Hoya sunrise plants are unique blooming plants that may offer a unique flare to your home or yard. It grows well in clay pots, hanging baskets, small gardens, and containers. Considering Hoya Sunrise plants are climbers, they require a large and heavy container to hold the plant, such as moss poles or trellis. 

It grows best indoors, where there is plenty of area for it to cascade. This plant provides a motif in the fragrant or aromatherapy garden with its attractive blossoms, decorative leaves, and fragrant flowers. It also helps to improve the atmosphere. 


The epiphytic vine Hoya Sunrise, a hybrid between Hoya obscura and Hoya lacunosa, is renowned for its minimal maintenance, making it ideal for novices. This is truly a gorgeous plant that draws attention with its distinctive leaves, and green foliage in the shape of a teardrop that becomes red or reddish pink when exposed to sunlight. 

The Hoya Sunrise is an outstanding houseplant choice due to its striking appearance and lovely ornamental leaves. If you are thinking of starting a Hoya collection, do not ever miss the chance of getting the unique Hoya Sunrise.


  1. Does the Hoya Sunrise grow fast?

The Hoya Sunrise is a mid to fast-growing vine assuming proper care and attention. Ensure that your plant receives adequate lighting, fertilizer, humidity, and watering frequency.

  1. Does the Hoya Sunrise bloom?

Yes! Hoyas are flowering vines. They flower in the summer and spring seasons when temperatures rise and humidity levels in the environment increase. Proper light quality and amount are also critical for flowering since the flowering genes of the plant are light-activated.
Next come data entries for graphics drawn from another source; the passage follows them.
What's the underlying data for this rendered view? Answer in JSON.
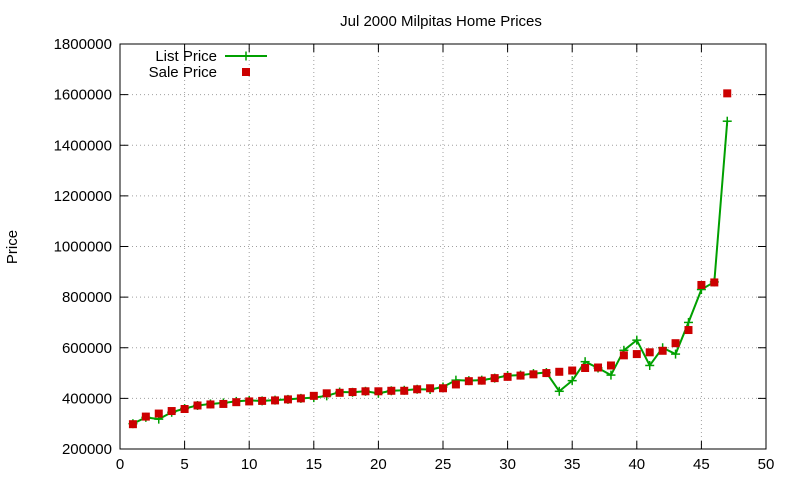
{
  "chart_data": {
    "type": "line",
    "title": "Jul 2000 Milpitas Home Prices",
    "xlabel": "",
    "ylabel": "Price",
    "xlim": [
      0,
      50
    ],
    "ylim": [
      200000,
      1800000
    ],
    "xticks": [
      0,
      5,
      10,
      15,
      20,
      25,
      30,
      35,
      40,
      45,
      50
    ],
    "yticks": [
      200000,
      400000,
      600000,
      800000,
      1000000,
      1200000,
      1400000,
      1600000,
      1800000
    ],
    "grid": true,
    "legend_position": "top-left",
    "series": [
      {
        "name": "List Price",
        "style": "line-with-plus-markers",
        "color": "#00a000",
        "x": [
          1,
          2,
          3,
          4,
          5,
          6,
          7,
          8,
          9,
          10,
          11,
          12,
          13,
          14,
          15,
          16,
          17,
          18,
          19,
          20,
          21,
          22,
          23,
          24,
          25,
          26,
          27,
          28,
          29,
          30,
          31,
          32,
          33,
          34,
          35,
          36,
          37,
          38,
          39,
          40,
          41,
          42,
          43,
          44,
          45,
          46,
          47
        ],
        "y": [
          300000,
          325000,
          318000,
          345000,
          360000,
          372000,
          378000,
          382000,
          388000,
          392000,
          390000,
          393000,
          396000,
          400000,
          403000,
          410000,
          425000,
          424000,
          428000,
          420000,
          430000,
          432000,
          436000,
          435000,
          445000,
          472000,
          470000,
          472000,
          480000,
          490000,
          492000,
          498000,
          502000,
          428000,
          470000,
          545000,
          520000,
          492000,
          590000,
          630000,
          530000,
          600000,
          575000,
          700000,
          830000,
          860000,
          1495000
        ]
      },
      {
        "name": "Sale Price",
        "style": "square-markers",
        "color": "#cc0000",
        "x": [
          1,
          2,
          3,
          4,
          5,
          6,
          7,
          8,
          9,
          10,
          11,
          12,
          13,
          14,
          15,
          16,
          17,
          18,
          19,
          20,
          21,
          22,
          23,
          24,
          25,
          26,
          27,
          28,
          29,
          30,
          31,
          32,
          33,
          34,
          35,
          36,
          37,
          38,
          39,
          40,
          41,
          42,
          43,
          44,
          45,
          46,
          47
        ],
        "y": [
          298000,
          328000,
          340000,
          350000,
          358000,
          372000,
          376000,
          378000,
          385000,
          388000,
          390000,
          392000,
          396000,
          400000,
          410000,
          420000,
          422000,
          425000,
          428000,
          428000,
          430000,
          430000,
          436000,
          440000,
          440000,
          455000,
          468000,
          470000,
          480000,
          485000,
          490000,
          495000,
          500000,
          505000,
          510000,
          520000,
          522000,
          530000,
          570000,
          575000,
          582000,
          588000,
          618000,
          670000,
          848000,
          858000,
          1605000
        ]
      }
    ]
  }
}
  1. Why is my Hoya Sunrise browning?

The browning of the plants can be due to several reasons. However, most of these symptoms are caused by water stress, particularly overwatering. Rectify your watering schedule if this is the leading cause.

However, too much light can also make your foliage brown. Make sure to place them in a bright indirect light setting to avoid having this problem.

  1. How do you care for a Hoya Sunrise?

The care for Hoya Sunrise is fairly easy. A bright indirect light, high humidity, well-draining potting soil, and a proper watering schedule are a must to have a thriving plant. You may also need to feed your plant once a month to facilitate its growth and development.